Bei einem russischen Drohnenangriff wurde am Donnerstag ein Lager der Regensburger Hilfsorganisation Space-Eye in Odessa getroffen. Auf einem kurzen Video, das die Hilfsorganisation auf ihrem Instagram-Profil gepostet hat, sind mehrere brennende Gebäude zu sehen.
Hilfsgüter gingen in Flammen auf
Zwar wurden keine Menschen verletzt. Allerdings seien die dort gelagerten Hilfsgüter verbrannt, schreibt Space-Eye in einer Pressemitteilung. Obwohl es sich um den dritten Angriff handelt, bei dem ein Depot mit Hilfsgütern zerstört wurde, will Space-Eye-Gründer Michael Buschheuer an den Lieferungen festhalten: "Wir lassen uns dadurch nicht entmutigen und verdoppeln unsere Anstrengungen für die Menschen in Odessa. Russland führt nicht nur einen Krieg gegen ein Land, sondern auch gegen unschuldige Zivilisten und Hilfsorganisationen.
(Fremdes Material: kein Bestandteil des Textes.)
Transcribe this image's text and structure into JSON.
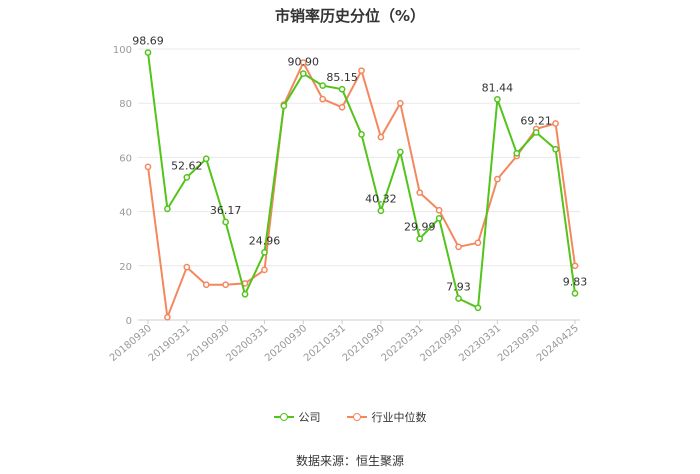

Das sind Kriegsverbrechen."
Space-Eye seit Kriegsbeginn vor Ort
Space-Eye betont, dass die Lieferungen für die Versorgung armer Menschen wie Binnenflüchtlinge vorgesehen seien. SpaceEye-Vorstand Buschheuer appelliert daher: "Lassen wir die Menschen in Odessa nicht in Stich!" Die Lieferungen von Space-Eye in die Regensburger Partnerstadt Odessa werden ausschließlich mit privaten Spenden finanziert.
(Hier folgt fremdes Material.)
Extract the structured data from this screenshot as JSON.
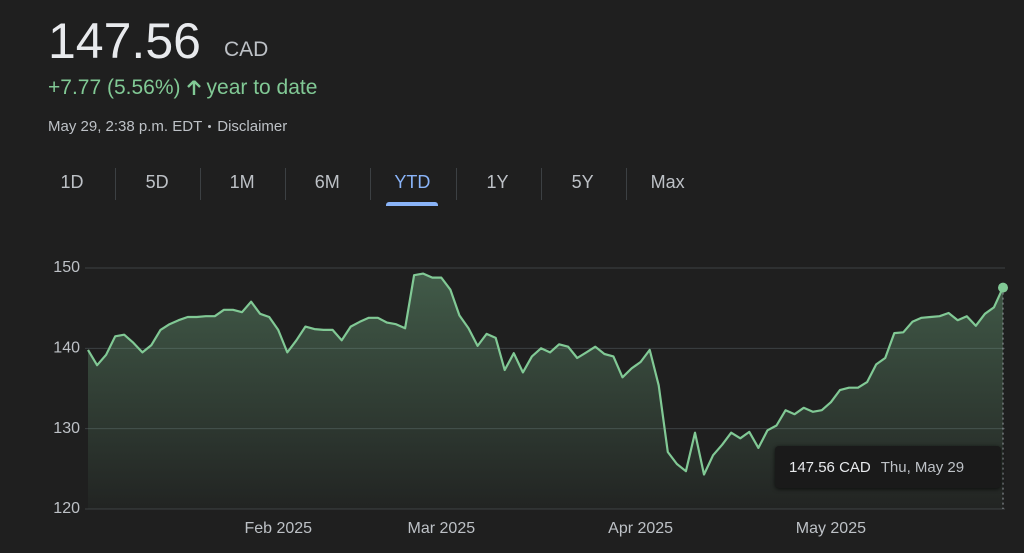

Space-Eye hilft den Ukrainerinnen und Ukrainern seit Beginn der Vollinvasion mit Lebensmitteln, Medikamenten, Generatoren und anderen Hilfsgütern.
Die ausgebrannte Halle - darin lagerten Hilfsgüter unter anderem für Menschen, die innerhalb ihres Landes vor dem Krieg flüchten müssen.